Typically crisp, Roberts’s riff is nevertheless starkly at odds with America’s history of constitutional law and politics, starting with the founding era’s vicious Federalist-Republican warfare over the courts and constitutional interpretation; in 1804, President George Washington appointee Justice Salmon Chase was impeached by the Republican-controlled House and avoided Senate conviction by one vote. Subsequently, this nation’s uniquely powerful high court has experienced being told what the law is by public opinion and the political branches whenever the court threatened or wrought major societal impacts, broached boundaries of established interpretation, or aligned with a particular political ideology or party. Examples roll off the tongue: Dred Scott v. Sandford (1857), which held that “the negro has no rights that a white man is bound to respect”; Plessy v. Ferguson (1896) and other decisions that emasculated the Reconstruction amendments’ guarantees of racial equality and national citizenship; Lochner v. New York (1905), which transmuted the Fourteenth Amendment into a judicial veto over federal and state laws protecting workers and other liberal economic regulations; Brown v. Board of Education (1954), which invalidated state-sponsored racial segregation; Miranda v. Arizona (1966), which required law enforcement personnel to administer a “Miranda warning” before interrogating arrestees; Roe v. Wade itself (1973); and pre–Trump court twenty-first-century blockbusters too numerous and recent to be necessary to name.
Obviously, controversies as consequential as those above, and those the current majority is igniting—are political, inherently, in a democratic republic. Chief Justice Roberts is correct that the court’s members should make up their own minds as to what the law is. But just as certainly, they should not close their ears to public opinion; affected interests and communities; and the views, role, and expertise of the political branches, and, for that matter, states. Indeed, taking such views into account is essential for nine, or as few as five unelected, life-tenured lawyers who have final say over the explosive issues the court has over the past several decades accreted the power to decide.

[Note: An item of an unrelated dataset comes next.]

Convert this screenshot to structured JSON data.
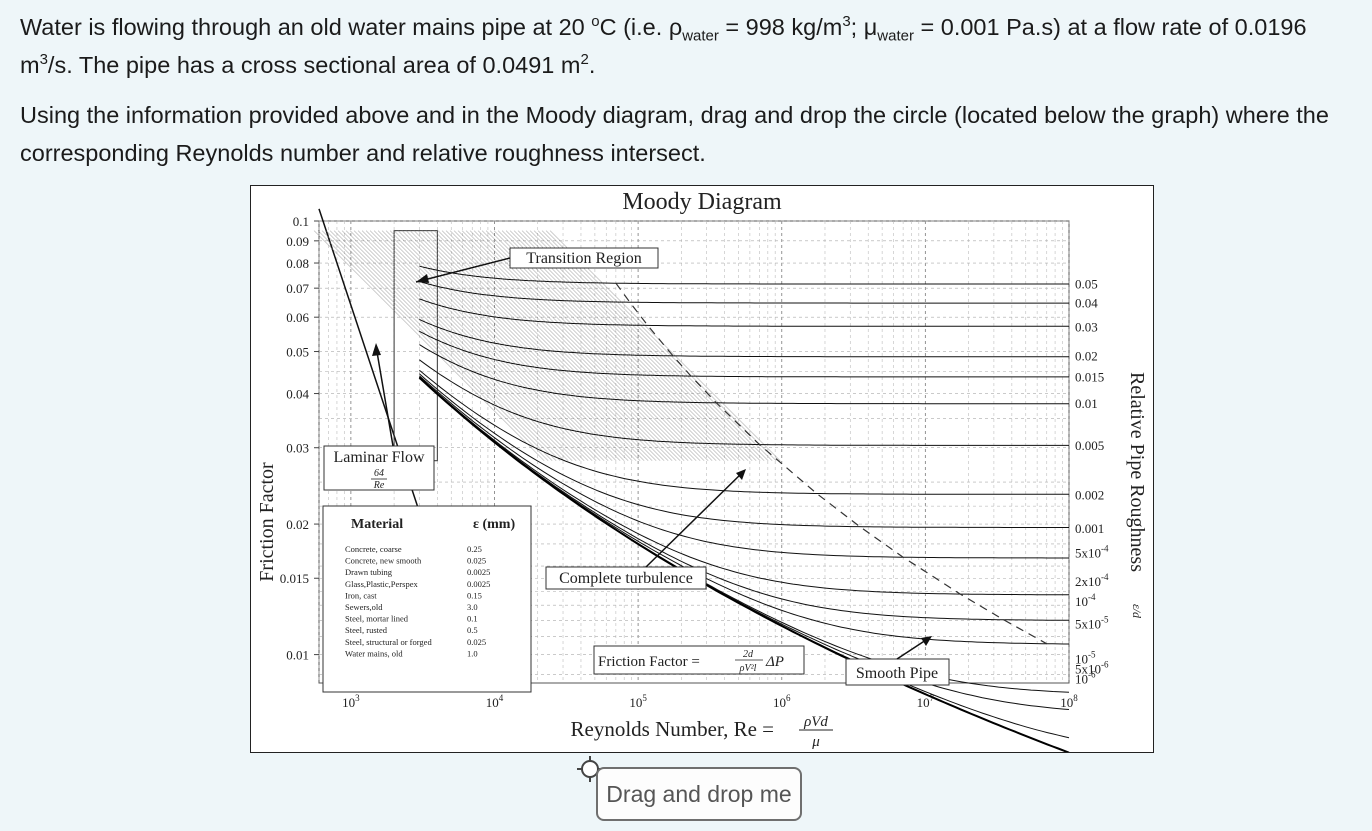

Realistically, the most useful frame for how constitutional matters of great political significance are resolved in this country is not Roberts’s picture of a hermetically sealed band of black-robed brothers but Yale Law professor Akhil Amar’s concept of a “constitutional conversation,” in which engaged publics and political leadership debate issues on which the Supreme Court usually has the last, but not the only, word and frequently not the most decisive word. To regain their footing in the current war over the courts and the Constitution, liberal political leaders must embrace that “conversation,” play their role forcefully and cannily, and get results.